The Farm was owned and run by the university's Anthropology Department, headed by Dr. Lyall Shade and oddly located in the basement of the football stadium. At 8:15, Katz and I went downstairs, passing the zoo archaeology mollusk and neotropical primates labs, and the tamarin and mar muses collection and strange projects named with roman numerals. Many of the doors were plastered with Far Side cartoons and pithy quotations that made me smile. We found Dr. Shade at his desk looking over fragments of charred human bone.

"Good morning," I said.

"Good morning, Kay," he said with a distracted smile. Dr. Shade was well served by his name for more reasons than the apparent ironical one.
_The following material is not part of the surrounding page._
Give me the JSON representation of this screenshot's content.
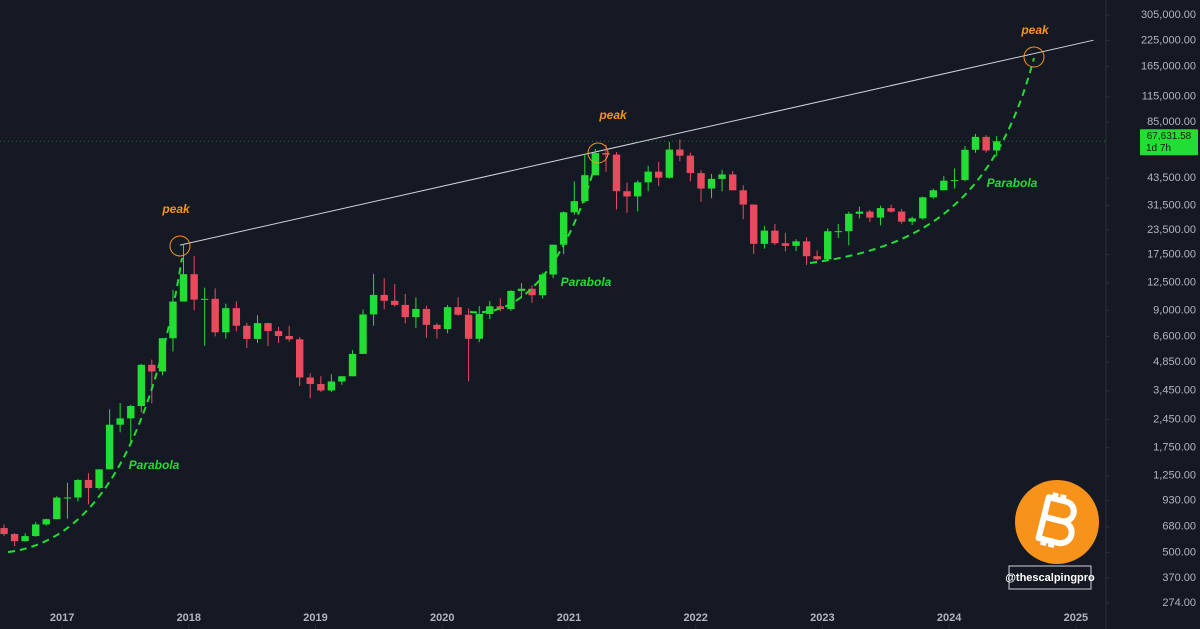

It was true he communed with the ghosts of people past through their flesh and bones and what they revealed as they lay for months on the ground. But he was unassuming and introverted, a very gentle spirit much older than his sixty years. His hair was short and gray, his face pleasant and preoccupied. Tall, he was hard bodied and weathered like a farmer, which was yet another irony, for Farmer Shade was one of his nicknames. His mother lived in a nursing home and made skull rings for him from fabric remnants.

The ones he had sent to me looked like calico doughnuts, but they functioned very well when I was working with a skull, which is unwieldy and tends to roll no matter whose brain it once held.